郵便での送付→返送だとある程度時間もかかりますし、押印ミスの可能性のある場合はやはり、
直接お会いするほうが確実ですが、そうなると面談日時の設定等で、どうしても今日すぐ、というわけにはいかないですよね。
また、複数の方に署名押印頂く場合も、紙の現物を回さないといけないので、時間と手間がかかります。
これが書類をPDFにして、電子署名いただく形にできれば、メール等でやりとりできるので、
紙ベースと比べて格段に早いです!そして郵便等のコストも掛からない!
1つの書類に複数電子署名いただく場合でも、我々司法書士が関与する場合、「しほうサイン」というシステムが使えるので、これで順次電子署名のお願いをすると、依頼者さんの方でいちいちデータを順にメールで送る手間が省けます。
また、申請時も添付書類を別送で送る必要がないので、申請してすぐに審査に入ってもらえますし、申請完了後の原本還付の必要もないので、依頼者さん側でも余計な書類の管理の手間が省けることになると思います。
これに対して、最大のデメリットは、
「電子署名できる環境がないとできない」です。
まあ、他にも、電子署名後の書類は変更ができないので、
書面なら捨印ついて、軽微な変更なら書き直しOKだったのが、できないよ、というのもありますが、これは司法書士の側で書類チェックをきちんとすれば良い話。
そのぶん、我々の責任重大ですけどね…。
で、話戻って、「電子署名できる環境」ってなんぞや、です。
これ、商業登記電子証明書か、マイナンバーカードを利用して電子署名ができるか?ってことです。
代取さんの資格で電子署名いただく場合、昨今は商業登記電子証明書取得されてることも多いので、商業登記電子証明書を使用して電子署名していただくのが普通だと思います。
それが無理でも、マイナンバーカードお持ちなら、スマホとマイナンバーカードがあれば電子署名できます!
現在、マイナンバーカードの取得率80%超えてるみたいですし、まあ、かなりの方がお持ちだと思うのですが、ここでの最大の壁が、「パスワード」…。
マイナンバーカード取得時にたぶん設定してますよね。パスワード。4桁の数字の方じゃなくて、6文字から16文字の方です。これ、入れないと電子署名できないので、パスワード、忘れないでくださいね。ホントお願いします、
で、私の場合、商業で完全オンライン申請できる場合は、報酬もちょっとだけ割引してます。

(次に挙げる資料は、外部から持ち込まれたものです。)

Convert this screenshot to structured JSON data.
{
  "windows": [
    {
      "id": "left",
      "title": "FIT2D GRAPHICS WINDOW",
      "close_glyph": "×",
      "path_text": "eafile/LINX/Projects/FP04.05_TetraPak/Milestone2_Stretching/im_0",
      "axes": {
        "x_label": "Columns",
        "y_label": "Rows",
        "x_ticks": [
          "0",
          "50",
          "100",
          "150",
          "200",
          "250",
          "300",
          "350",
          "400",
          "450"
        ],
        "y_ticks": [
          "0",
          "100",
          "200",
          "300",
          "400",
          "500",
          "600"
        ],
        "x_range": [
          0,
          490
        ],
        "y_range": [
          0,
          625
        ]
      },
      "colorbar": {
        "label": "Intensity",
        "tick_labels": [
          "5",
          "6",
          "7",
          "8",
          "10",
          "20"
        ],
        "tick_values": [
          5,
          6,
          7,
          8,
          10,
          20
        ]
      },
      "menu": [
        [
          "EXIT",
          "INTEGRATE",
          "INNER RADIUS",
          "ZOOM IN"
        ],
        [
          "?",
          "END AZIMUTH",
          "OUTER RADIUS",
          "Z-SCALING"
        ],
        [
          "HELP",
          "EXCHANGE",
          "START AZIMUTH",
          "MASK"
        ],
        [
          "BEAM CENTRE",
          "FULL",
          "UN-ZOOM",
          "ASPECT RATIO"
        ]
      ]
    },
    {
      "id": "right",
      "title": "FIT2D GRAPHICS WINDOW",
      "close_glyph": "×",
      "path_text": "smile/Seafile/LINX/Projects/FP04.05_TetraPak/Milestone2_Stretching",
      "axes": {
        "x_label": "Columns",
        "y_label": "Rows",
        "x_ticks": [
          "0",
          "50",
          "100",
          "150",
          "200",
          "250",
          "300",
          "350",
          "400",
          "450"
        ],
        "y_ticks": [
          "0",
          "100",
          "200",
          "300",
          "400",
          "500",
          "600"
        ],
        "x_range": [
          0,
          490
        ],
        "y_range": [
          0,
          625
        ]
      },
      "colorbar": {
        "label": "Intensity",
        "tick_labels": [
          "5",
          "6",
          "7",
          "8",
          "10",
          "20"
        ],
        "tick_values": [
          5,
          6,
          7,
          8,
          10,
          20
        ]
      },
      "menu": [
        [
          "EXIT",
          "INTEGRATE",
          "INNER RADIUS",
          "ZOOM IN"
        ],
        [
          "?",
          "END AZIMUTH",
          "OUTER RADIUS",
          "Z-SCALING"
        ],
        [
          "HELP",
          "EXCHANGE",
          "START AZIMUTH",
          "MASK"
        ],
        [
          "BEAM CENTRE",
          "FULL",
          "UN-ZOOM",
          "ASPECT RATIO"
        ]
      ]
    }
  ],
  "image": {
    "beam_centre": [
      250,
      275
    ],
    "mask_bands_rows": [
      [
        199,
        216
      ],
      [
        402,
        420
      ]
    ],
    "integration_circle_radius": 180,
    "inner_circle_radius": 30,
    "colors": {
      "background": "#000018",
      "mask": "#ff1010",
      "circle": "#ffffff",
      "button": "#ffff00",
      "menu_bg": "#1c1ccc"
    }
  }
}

こちらの手間も省ける分、依頼者さんにも還元したいなあ、というのと、できれば完全オンライン申請に誘導したい、という目論見もあります。
法務省としても、完全オンライン申請推しのようで、色々と法改正等もなされてます。
実際、完全オンライン申請でやった感想ですが、やはり押印をいただく作業が格段に楽なんですね。
それも、複数の方から押印いただく場合は、処理速度が断然違います。
なので、商業はできるなら完全オンライン申請のみでやりたいのが本音です。
ただし、申請は完全オンラインでも、やはり最低一度は依頼者さんと直接お会いして、聞き取り&確認をします。メールやWEB面談のみだと、本人確認がちゃんとできるか怖いので。司法書士として、虚偽登記の片棒を担ぐことにならないよう、そこは自分の中で線を引いています。
たしかに、WEB上のやり取りのみで完結すると、時間も手間も省けますが、リスクは跳ね上がります。「今どき、そんなの古臭いよ」という声もあるかもしれませんが、資格者として、省いてはいけない部分、というのはやはりあると思うのです。
というわけで、当事務所では全くの面談ナシでの登記依頼はお受けしておりません。
あしからず。
これも、登記の真正を担保するために必要なことですので、ご理解いただけましたら幸いです。